EN BANC
[G.R. No. 129688.
April 2, 2002]
PEOPLE OF THE PHILIPPINES, plaintiff-appellee, vs.
MAMERTO OBOSA, accused-appellant.
D E C I S I O N
SANDOVAL-GUTIERREZ,
J.:
The case before this
Court is an automatic review of the decision[1] dated May 3, 1997 of the Regional Trial Court,
Branch 121, Caloocan City, in Criminal Case No. C-49679 (95), finding Mamerto
Obosa guilty of murder and sentencing him to suffer the penalty of death, and
to pay the heirs of the victim, Leonarda Lora y Lalic, the sums of P50,000.00
as indemnity, P250,000.00 as funeral expenses, P250,000.00 as
moral damages, P25,000.00 as attorney’s fees, and the costs of the suit.
On December 4, 1995, an
information was filed with the Regional Trial Court of Calookan City, charging
Mamerto Obosa with murder committed as follows:
“That on or about the 7th day of July, 1995 in Kal. City, MM., Philippines and within the jurisdiction of this Honorable court, the above-named accused, without any justifiable cause, with intent to kill, with treachery and evident premeditation, did then and there willfully, unlawfully and feloniously attack and stab with a bladed weapon one, LEONARDA LORA Y LALIC, hitting the latter on the different vital parts of her body, thereby inflicting upon said victim serious physical injuries, which injuries ultimately caused the latter’s death.
“CONTRARY TO LAW.”[2]
When arraigned, accused
Obosa pleaded not guilty.[3] Trial ensued
thereafter.
The facts, as established
by the prosecution and summarized by the Solicitor General,[4] are as follows:
“Leonarda Lora was the owner of three apartment units – Apartments A, B, and C – at Lot 18, Tawilis Street, Dagat-Dagatan, Caloocan City (TSN, April 15, 1996, p. 5). On July 7, 1995, around 1:00 p.m., Leonarda was in Apartment A with her niece, Jenny Lora, and an employee, Elisa “Ely” Gorne, trimming finished clothings for her garment business (TSN, March 6, 1996, p. 3). After the trimming was completed, Leonarda went out to deliver the finished clothings at 3:00 p.m., but was back at the apartment by 3:40 p.m. (Ibid., pp. 3-4).
“Around 4:00 p.m. of the same day, appellant rang the doorbell to Apartment A (Ibid., pp. 4-5, 13).

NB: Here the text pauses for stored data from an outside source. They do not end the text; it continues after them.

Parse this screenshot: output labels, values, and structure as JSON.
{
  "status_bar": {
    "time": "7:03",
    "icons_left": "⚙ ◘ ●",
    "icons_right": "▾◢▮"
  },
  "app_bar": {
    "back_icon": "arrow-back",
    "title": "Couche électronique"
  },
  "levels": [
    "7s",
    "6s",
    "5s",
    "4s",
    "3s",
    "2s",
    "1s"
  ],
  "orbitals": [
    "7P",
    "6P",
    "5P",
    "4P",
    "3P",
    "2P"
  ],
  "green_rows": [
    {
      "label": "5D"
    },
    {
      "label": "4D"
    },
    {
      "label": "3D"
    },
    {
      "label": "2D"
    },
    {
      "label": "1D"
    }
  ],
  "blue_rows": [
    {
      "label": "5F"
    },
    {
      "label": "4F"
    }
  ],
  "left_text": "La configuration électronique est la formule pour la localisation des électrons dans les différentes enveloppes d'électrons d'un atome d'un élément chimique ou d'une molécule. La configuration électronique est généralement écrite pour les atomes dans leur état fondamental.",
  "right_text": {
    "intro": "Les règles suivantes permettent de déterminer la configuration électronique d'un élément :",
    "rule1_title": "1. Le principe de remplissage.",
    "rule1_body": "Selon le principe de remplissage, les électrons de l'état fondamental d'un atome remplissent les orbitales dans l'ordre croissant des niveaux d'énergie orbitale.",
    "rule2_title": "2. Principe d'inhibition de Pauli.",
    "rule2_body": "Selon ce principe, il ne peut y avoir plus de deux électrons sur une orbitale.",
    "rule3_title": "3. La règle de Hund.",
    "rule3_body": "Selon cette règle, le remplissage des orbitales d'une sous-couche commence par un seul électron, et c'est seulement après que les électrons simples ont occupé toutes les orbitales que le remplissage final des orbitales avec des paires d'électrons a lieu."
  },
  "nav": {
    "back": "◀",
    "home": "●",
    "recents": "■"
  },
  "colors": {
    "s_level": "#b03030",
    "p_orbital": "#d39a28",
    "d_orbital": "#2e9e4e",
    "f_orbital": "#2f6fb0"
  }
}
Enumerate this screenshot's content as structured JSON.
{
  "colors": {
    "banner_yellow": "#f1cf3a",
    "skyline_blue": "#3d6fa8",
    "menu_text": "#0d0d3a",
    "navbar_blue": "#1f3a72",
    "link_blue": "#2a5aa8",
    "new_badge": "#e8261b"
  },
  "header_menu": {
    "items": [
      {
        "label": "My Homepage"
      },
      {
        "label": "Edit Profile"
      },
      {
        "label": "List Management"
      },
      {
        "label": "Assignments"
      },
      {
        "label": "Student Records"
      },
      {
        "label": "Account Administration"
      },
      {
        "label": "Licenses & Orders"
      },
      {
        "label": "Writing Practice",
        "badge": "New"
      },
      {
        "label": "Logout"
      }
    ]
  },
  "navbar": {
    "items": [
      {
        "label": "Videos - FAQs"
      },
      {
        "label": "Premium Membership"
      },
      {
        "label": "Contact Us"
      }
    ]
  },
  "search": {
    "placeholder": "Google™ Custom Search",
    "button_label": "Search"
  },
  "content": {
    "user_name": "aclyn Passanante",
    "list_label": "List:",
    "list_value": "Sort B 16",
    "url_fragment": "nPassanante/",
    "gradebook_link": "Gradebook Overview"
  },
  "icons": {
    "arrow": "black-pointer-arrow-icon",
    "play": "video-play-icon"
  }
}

Appellant was Ely’s brother-in-law, and Leonarda’s attorney-in-fact for various transactions, including the filing of an ejectment case against a certain Jose Marquez (Ibid., pp. 6, 14). In addition, appellant drove a taxi that was owned and registered in the name of Leonarda (Ibid., pp. 7-8).
“Appellant and Leonarda then proceeded to Apartment C, which was being used by the latter and Jenny as their residence (Ibid., p. 5). Jenny, who was asked by her aunt to follow them, observed that Leonarda and appellant were arguing about something (Ibid.). Jenny heard appellant tell Leonarda, “Kung hindi ka magbibigay ng pera, papatayin kita” (Ibid., p. 7). Frightened by what she heard, Jenny returned to Apartment A, while Leonarda and appellant went inside Apartment C (Ibid.).

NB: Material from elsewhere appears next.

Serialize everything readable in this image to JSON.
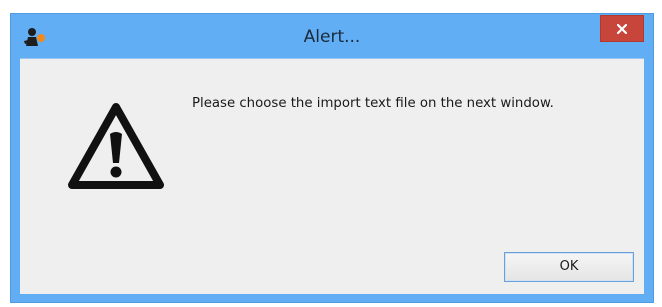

“Benjamin Marquez, who was resting at the terrace of the second floor of his uncle’s house two meters away from Leonarda’s apartments, saw appellant and Leonarda go inside Apartment C at past 4:00 p.m. (TSN, April 23, 1996, pp. 2-4, 18). Sometime later, he heard a female voice coming from Apartment C shout, “Huwag!” (Ibid., p. 11). He then saw appellant, holding both of Leonarda’s hands, drag the latter to the sofa (Ibid., pp. 12-13). Thinking that appellant and Leonarda were having a simple quarrel, Benjamin ignored the incident (Ibid., p. 13).
“Back in Apartment A, Jenny was trimming clothes (TSN, March 6, 1996, p. 8). About 4:40 p.m., the person renting Apartment B rang the doorbell to inform Jenny that nobody was answering the doorbell at Apartment C (Ibid., pp. 8, 14). Ely told the person renting Apartment B just to return the following day (Ibid., p. 8).
“Meanwhile, around 5:20 p.m., Jenny saw appellant going out of Apartment C (Ibid., pp. 9, 15). About the same time, Benjamin saw appellant return to his taxi and leave (TSN, April 23, 1996, p. 19). Thereafter, another neighbor, Jasmin Navarro, informed Jenny that nobody came to the door of Apartment C notwithstanding that she had pressed its doorbell several times (TSN, March 6, 1996, pp. 9-10). Concerned, Jenny went to Apartment C to check on her aunt (Ibid.).
“Upon entering Apartment C and switching on the light, Jenny saw her aunt on the sofa, her head bent backwards, and her face and whole body bloodied (Ibid., p. 11). An autopsy subsequently conducted revealed that Leonarda sustained four fatal stab wounds which penetrated her heart, lungs, and liver, causing massive hemorrhage and, eventually, her death (TSN, April 23, 1996, pp. 34-38). Leonarda likewise sustained lacerations and contused-abrasions on her face and chest wall caused by either a blunt instrument or fistblows (Ibid., pp. 38-42).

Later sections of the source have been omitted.